Enrico Sassi, architetto e architetto paesaggista, coordinatore dell’Istituto di studi urbani e del paesaggio diretto dal professor Jonathan Sergison, e già coordinatore del Laboratorio Ticino, ha seguito dal canto suo i primordi che hanno condotto al documento “Parco del Laveggio – Progetto modello” sullo sviluppo sostenibile del territorio: “Da qui abbiamo sviluppato la cartina e in questa fase il concetto di parco si è consolidato e ha offerto una spinta significativa alla percezione di uno spazio che prima di allora non era neppure ancora tangibile. La continuità di lettura del Parco del Laveggio è tuttora in itinere”. Aggiunge Grazia Bianchi: “Prima il fiume e le rive erano su più tratti degradate. Lo studio sul Laveggio, pubblicato nel 2017, è servito. La Confederazione ne ha colto il valore e il fatto che a promuoverlo sia stata un’associazione e non un ente pubblico, è stato vincente”.
L’unicità del Parco del Laveggio ha spiazzato anche gli studenti del Corso di Master. Lo racconta il docente Cometta, che sottolinea: “Il Laveggio è qualcosa di completamente diverso rispetto a un parco urbano tradizionale con il tipico giardino all’inglese. Questo è stato anche uno degli aspetti più arricchenti, il poter osservare come da un concetto di parco è stato ripensato un territorio che effettivamente era marginale, periferico e poco utilizzato. Per questo motivo il Parco del Laveggio, costituito dai Cittadini per il Territorio in primis, e da diversi partner, permette di pensare l’intero territorio del fondovalle del Mendrisiotto con un esito decisamente interessante”.
E la singolarità dell’oggetto viene ribadita anche dall’architetto Sassi: “Il Parco del Laveggio è un caso di studio ricco e affascinante per chi si occupa di territorio e pianificazione.
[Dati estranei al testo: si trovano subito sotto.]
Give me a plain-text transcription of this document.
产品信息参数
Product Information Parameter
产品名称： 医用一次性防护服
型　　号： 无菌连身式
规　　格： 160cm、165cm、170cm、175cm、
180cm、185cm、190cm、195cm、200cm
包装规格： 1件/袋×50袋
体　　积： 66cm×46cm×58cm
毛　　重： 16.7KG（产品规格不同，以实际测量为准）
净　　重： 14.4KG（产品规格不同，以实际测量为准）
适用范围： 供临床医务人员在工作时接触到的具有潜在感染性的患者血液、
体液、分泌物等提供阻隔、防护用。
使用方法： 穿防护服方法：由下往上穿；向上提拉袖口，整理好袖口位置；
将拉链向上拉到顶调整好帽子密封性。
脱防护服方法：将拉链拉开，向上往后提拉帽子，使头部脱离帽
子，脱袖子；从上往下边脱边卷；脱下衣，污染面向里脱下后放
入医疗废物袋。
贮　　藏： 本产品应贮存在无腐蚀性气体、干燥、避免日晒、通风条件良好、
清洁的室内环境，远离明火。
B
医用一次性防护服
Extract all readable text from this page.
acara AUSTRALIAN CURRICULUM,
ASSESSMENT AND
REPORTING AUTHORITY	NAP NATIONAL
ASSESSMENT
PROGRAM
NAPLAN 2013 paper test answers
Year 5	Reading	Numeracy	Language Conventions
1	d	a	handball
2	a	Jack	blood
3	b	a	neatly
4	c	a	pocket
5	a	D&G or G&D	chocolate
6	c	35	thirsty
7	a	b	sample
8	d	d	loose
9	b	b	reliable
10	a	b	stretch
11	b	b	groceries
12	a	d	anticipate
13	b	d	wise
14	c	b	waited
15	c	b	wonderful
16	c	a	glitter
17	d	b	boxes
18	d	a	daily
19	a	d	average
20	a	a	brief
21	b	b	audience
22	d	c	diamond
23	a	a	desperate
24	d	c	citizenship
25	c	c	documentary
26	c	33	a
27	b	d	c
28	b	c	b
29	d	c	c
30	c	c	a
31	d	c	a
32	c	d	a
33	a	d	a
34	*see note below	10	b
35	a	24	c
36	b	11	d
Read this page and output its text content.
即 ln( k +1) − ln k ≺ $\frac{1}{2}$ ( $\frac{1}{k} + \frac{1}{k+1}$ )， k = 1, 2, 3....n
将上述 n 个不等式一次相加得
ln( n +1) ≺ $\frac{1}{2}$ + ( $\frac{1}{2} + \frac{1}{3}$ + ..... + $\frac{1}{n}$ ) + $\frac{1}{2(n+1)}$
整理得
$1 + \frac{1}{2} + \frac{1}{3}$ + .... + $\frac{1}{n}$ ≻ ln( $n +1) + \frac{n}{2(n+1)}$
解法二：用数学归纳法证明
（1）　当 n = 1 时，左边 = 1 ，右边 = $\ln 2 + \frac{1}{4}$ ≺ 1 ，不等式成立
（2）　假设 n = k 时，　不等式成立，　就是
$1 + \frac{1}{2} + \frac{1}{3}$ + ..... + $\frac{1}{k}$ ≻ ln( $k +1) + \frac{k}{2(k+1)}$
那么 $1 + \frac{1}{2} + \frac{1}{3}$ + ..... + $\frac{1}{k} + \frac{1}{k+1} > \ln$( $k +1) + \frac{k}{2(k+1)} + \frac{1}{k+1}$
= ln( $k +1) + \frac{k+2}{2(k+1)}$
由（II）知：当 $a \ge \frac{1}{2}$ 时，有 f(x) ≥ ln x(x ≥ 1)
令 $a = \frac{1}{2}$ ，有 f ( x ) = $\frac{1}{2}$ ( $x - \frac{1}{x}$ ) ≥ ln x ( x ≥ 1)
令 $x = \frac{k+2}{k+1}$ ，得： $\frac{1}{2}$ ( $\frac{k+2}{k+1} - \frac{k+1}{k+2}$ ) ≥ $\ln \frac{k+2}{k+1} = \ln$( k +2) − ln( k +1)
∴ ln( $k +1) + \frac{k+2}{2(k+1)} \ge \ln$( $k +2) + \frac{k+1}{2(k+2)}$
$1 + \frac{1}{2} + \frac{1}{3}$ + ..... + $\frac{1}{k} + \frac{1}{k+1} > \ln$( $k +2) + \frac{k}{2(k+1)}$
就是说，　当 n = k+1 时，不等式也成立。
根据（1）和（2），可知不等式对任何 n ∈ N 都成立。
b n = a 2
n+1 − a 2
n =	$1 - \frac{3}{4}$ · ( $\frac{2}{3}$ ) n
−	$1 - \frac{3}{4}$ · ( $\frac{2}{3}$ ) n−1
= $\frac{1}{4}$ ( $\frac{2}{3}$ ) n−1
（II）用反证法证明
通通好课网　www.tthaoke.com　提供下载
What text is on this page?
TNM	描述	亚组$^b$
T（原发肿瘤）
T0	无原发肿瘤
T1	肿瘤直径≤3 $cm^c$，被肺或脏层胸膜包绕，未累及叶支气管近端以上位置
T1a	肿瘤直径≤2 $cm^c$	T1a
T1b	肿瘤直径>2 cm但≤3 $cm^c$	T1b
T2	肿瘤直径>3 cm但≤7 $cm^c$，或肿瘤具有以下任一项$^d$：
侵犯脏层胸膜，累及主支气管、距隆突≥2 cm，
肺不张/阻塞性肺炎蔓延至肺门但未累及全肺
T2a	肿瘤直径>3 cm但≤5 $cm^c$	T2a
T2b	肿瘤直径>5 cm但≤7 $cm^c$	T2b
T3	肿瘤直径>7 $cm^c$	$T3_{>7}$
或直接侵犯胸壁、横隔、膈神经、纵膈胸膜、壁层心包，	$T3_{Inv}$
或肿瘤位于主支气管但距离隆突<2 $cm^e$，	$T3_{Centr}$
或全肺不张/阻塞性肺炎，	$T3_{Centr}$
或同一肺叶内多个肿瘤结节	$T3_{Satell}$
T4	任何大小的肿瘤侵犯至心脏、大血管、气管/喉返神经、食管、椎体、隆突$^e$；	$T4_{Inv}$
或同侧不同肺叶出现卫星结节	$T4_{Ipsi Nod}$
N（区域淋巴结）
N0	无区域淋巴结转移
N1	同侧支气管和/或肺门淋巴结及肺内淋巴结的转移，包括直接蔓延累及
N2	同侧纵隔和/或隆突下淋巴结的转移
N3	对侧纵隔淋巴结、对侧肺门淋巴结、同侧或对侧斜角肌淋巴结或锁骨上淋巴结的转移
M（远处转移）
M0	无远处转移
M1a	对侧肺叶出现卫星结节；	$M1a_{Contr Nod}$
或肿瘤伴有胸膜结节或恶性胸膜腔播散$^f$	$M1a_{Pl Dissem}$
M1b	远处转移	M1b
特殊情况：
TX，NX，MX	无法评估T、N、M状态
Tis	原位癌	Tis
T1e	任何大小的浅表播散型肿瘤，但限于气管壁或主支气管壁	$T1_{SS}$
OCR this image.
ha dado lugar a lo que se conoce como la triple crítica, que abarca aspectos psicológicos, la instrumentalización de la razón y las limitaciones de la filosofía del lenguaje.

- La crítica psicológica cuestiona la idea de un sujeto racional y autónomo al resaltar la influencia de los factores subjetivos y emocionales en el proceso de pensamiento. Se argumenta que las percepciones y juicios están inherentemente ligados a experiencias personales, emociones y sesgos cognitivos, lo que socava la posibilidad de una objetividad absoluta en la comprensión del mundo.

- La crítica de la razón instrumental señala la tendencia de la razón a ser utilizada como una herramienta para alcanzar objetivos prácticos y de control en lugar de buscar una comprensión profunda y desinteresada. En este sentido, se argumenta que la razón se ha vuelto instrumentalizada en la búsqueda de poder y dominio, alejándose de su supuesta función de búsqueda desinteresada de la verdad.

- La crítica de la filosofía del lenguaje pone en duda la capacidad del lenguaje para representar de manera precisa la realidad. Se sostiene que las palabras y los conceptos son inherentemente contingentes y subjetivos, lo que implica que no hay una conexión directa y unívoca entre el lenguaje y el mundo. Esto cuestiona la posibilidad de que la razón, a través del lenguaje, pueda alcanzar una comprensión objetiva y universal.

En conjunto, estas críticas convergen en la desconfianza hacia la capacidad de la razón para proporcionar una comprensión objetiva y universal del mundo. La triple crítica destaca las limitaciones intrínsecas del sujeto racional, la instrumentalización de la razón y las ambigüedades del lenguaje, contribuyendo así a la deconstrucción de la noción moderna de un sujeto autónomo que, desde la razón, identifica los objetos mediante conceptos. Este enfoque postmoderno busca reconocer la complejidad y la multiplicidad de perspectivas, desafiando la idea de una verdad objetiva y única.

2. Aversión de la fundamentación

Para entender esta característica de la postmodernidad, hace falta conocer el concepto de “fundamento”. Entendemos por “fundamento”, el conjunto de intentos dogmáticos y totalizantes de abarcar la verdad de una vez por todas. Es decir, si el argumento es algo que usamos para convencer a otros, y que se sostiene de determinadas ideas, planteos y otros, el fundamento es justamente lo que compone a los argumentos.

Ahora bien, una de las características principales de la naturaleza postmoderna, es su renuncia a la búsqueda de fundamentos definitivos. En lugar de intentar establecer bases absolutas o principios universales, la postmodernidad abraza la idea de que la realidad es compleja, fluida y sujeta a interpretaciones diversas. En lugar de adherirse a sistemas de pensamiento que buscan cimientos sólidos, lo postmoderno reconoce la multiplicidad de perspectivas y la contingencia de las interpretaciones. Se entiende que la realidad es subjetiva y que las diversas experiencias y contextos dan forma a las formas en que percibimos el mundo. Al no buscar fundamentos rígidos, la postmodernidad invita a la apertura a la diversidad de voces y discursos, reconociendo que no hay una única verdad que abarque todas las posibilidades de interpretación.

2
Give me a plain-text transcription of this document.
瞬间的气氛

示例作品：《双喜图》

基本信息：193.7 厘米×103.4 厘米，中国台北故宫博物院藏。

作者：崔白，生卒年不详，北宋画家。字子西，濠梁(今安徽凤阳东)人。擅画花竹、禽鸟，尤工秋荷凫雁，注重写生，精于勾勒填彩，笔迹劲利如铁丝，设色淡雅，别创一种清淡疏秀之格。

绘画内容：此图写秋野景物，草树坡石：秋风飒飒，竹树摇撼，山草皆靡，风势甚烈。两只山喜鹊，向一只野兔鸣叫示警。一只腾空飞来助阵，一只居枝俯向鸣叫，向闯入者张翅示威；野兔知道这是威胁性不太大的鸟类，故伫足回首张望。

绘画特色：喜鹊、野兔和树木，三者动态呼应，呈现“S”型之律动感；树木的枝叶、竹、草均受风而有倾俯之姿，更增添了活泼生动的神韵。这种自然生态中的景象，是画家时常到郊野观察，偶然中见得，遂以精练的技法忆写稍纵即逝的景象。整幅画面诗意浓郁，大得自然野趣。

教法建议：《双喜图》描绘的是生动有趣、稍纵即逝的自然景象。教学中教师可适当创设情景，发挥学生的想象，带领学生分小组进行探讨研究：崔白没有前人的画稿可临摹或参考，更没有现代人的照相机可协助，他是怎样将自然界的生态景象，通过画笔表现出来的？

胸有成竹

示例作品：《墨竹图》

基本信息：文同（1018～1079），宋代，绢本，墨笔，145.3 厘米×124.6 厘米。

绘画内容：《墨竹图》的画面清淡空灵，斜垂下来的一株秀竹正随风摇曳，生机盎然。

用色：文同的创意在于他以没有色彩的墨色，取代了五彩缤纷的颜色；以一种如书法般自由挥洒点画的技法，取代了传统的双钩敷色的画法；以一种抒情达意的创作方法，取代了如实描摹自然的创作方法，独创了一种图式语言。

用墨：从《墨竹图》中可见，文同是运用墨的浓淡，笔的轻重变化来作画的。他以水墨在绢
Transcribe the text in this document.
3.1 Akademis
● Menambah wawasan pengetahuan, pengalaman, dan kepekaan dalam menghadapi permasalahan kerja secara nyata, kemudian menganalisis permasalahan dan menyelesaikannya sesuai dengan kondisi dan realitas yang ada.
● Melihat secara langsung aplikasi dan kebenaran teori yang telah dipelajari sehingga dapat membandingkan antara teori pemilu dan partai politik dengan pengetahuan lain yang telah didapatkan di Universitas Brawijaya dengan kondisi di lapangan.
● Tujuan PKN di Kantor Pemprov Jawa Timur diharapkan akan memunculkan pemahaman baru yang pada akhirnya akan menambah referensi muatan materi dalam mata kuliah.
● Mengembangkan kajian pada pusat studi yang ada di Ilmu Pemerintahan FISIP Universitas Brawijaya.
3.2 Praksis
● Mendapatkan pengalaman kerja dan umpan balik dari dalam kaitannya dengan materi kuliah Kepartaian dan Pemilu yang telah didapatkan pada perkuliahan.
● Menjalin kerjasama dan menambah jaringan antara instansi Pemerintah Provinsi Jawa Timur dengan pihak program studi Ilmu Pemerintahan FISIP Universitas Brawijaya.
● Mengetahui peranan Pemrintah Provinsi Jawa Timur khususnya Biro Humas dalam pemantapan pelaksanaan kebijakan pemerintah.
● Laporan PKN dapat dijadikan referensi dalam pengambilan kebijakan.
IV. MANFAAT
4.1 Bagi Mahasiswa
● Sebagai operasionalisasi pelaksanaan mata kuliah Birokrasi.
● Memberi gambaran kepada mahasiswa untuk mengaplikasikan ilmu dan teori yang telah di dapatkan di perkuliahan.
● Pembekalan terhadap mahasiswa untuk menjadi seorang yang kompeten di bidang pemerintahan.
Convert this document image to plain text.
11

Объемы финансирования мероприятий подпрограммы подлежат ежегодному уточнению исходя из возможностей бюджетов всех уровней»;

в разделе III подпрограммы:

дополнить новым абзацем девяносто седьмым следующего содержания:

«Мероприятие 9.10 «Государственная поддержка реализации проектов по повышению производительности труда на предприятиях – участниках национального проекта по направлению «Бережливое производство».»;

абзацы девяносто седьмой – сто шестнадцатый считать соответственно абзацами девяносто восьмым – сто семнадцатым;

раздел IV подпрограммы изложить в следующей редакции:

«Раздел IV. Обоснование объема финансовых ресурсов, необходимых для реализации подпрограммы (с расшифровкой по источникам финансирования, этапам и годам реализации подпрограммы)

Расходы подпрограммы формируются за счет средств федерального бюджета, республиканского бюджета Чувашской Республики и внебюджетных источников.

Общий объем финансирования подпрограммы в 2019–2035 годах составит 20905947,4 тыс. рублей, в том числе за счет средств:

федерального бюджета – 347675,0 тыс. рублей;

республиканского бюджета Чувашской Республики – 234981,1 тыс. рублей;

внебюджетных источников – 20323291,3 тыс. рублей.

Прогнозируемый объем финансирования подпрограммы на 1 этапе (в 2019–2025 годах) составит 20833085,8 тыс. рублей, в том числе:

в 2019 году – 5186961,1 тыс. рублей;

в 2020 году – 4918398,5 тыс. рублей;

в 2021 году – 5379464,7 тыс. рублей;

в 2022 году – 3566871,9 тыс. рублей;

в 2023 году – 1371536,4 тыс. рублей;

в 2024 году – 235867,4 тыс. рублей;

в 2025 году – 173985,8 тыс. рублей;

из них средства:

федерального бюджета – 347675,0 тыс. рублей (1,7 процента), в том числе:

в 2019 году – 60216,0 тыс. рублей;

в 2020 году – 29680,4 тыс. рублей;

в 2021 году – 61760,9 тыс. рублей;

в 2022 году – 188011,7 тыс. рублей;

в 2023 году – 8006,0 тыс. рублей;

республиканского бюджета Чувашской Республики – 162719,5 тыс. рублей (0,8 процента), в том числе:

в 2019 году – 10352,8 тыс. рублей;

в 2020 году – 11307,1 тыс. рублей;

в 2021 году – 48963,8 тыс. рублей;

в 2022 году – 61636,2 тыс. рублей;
Un progetto voluto dal basso dall’associazione Cittadini per il territorio, e realizzato con grande agilità, inventiva e mezzi limitati. Il parco valorizza uno spazio marginale tenendo in equilibrio criteri ecologici e necessità di aree pubbliche di svago per il Mendrisiotto: un raro esempio che mostra come le buone idee possono incidere migliorando la qualità del nostro territorio. D’altra parte il parco contemporaneo è costituito da stratificazioni, di modifiche che la società ha realizzato sul territorio e che oggi possono essere rivalutate. L’importante è avere un disegno, una visione, un concetto. Ricordo che del Parco del Laveggio era stata realizzata una cartina”. Che nel frattempo è già mutata. “Anche perché – evidenzia Grazia Bianchi – la nostra Associazione raccoglie ancora a tutt’oggi informazioni, suggestioni, segnalazioni dai fruitori. È sufficiente scrivere a info@parcolaveggio.ch e nel limite del possibile interveniamo attivamente”.
Insomma, a riprova che il progetto mantiene intatto il suo spirito partecipativo con un processo di consenso in perenne cammino. “Un progetto che – ci tiene a sottolineare Grazia Bianchi – è stato possibile concretizzare nei suoi elementi principali nel 2023, grazie alla competenza e all’entusiasmo di due giovani architetti della regione, Carlo Romano e Oliviero Piffaretti e del loro team di cui fa parte Giacomo Hug, che ha curato con grande sensibilità l’immagine del Parco”.